Filzige Brötchen

Lachsbrötchenaffäre vor Gericht: Amtsgericht verhandelt über Geschäftsführer eines Arbeitslosenvereins, der ABM-Kräfte zweckentfremdet eingesetzt haben soll

Im Nachhinein liegen die Lachsbrötchen Helmuth D. schwer im Magen. Damals, Ende der 90er Jahre, hatte er sie von ABM-Kräften schmieren lassen, um Gewerkschaftsbosse satt zu machen, die ein kaltes Büffet bestellt hatten. Jetzt muss sich der ehemalige Geschäftsführer des „Verein zur Betreuung von Arbeitslosen und Arbeitslosenhilfegruppen“ dafür vor dem Amtsgericht verantworten. Denn die Staatsanwaltschaft sagt, er habe die Arbeitskraft seiner ABM-Kräfte und damit die behördlichen Zuwendungen an den Verein missbraucht: Untreue und Subventionsbetrug, lautet der Vorwurf der Anklage. Heute eröffnet das Amtsgericht den Prozess.
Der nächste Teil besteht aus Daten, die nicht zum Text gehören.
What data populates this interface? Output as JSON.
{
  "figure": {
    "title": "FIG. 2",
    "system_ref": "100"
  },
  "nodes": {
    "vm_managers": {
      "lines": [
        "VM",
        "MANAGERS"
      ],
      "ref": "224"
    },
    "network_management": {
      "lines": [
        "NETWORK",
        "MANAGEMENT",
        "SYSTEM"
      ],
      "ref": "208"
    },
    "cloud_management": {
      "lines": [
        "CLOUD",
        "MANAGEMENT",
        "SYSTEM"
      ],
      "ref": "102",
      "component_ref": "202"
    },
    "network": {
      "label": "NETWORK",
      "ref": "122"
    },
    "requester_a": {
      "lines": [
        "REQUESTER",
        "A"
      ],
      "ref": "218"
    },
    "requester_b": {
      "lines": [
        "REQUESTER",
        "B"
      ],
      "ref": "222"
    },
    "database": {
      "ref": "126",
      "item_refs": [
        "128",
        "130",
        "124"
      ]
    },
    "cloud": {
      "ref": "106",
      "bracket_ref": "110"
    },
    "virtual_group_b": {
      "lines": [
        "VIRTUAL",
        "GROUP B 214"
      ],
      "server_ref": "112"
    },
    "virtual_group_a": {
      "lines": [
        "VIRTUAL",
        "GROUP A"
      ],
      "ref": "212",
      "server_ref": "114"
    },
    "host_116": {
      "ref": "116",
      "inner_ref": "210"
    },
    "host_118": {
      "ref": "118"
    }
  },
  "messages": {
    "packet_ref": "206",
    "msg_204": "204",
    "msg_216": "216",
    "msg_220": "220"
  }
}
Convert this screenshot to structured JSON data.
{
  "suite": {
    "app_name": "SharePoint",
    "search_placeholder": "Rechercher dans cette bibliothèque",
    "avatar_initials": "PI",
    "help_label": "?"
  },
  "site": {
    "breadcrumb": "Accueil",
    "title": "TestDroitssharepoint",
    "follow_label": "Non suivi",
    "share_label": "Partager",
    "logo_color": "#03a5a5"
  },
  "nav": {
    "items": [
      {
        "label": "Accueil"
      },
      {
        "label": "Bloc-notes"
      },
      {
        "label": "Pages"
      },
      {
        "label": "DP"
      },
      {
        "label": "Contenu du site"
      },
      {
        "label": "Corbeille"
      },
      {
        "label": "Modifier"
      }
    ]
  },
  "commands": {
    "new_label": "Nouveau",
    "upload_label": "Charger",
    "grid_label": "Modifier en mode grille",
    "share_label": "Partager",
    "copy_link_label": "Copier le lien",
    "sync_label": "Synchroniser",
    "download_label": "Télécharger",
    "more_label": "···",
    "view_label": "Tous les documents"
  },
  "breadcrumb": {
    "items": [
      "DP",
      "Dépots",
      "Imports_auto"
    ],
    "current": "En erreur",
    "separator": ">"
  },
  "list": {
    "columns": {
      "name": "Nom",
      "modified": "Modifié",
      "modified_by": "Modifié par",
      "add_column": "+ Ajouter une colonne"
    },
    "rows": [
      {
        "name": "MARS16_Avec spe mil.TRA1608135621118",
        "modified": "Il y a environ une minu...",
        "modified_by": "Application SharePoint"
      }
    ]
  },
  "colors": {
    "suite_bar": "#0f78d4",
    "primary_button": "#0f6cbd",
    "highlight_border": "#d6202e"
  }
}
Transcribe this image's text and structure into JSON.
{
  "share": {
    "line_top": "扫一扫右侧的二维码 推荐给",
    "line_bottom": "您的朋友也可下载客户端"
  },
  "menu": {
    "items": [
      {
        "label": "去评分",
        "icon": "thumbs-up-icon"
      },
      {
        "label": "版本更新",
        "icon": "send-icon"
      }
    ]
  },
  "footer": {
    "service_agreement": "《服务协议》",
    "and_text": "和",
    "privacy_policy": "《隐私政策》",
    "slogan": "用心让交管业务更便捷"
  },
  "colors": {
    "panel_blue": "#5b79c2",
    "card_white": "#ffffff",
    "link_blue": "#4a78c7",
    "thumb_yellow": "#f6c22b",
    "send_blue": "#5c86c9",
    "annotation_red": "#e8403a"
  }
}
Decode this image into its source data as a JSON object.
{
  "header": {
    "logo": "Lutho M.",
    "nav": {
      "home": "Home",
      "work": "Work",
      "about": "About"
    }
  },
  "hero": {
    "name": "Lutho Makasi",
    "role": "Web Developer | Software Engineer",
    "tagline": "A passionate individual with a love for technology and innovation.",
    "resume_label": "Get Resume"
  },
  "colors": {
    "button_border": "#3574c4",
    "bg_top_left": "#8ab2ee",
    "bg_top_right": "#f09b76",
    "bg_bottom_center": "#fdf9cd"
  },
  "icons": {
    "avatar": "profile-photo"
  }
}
Der Stein war ins Rollen gekommen, nachdem eine ehemalige Mitarbeiterin des Arbeitslosenvereins in einem Brief an die damalige Sozialsenatorin Karin Roth (SPD) schwere Vorwürfe gegen diesen erhoben hatte. Daraufhin hatte der Fall den Hamburger Wahlkampf im Jahr 2001 mit geprägt. Die jetzige Regierung aus CDU, Schill-Partei und FDP war gegen Rot-Grün mit der Ankündigung angetreten, dem Filz ein Ende setzen zu wollen. Eine bessere Vorlage hätte sich dafür kaum finden lassen.

Nicht nur, dass die ABM-MitarbeiterInnen tatsächlich Aufgaben übernommen hatten, die nicht zu ihrem Einsatzbereich zählten – sie waren in einer Kantine für Erwerbslose beschäftigt. Zudem saß der Verein im Hause des Deutschen Gewerkschaftsbundes DGB – und Chef war Erhard Pumm, DGB-Vorsitzender und für die SPD Abgeordneter der Hamburger Bürgerschaft.

Weiterhin wurde bekannt, dass der Arbeitslosenverein offenbar im Bundestagswahlkampf 1998 aktiv Politik gegen die damalige Kohl-Regierung gemacht hatte: Die ABM-Kräfte sollen Transparente für Demonstrationen gemalt, Plakate geklebt und Flugblätter verteilt haben.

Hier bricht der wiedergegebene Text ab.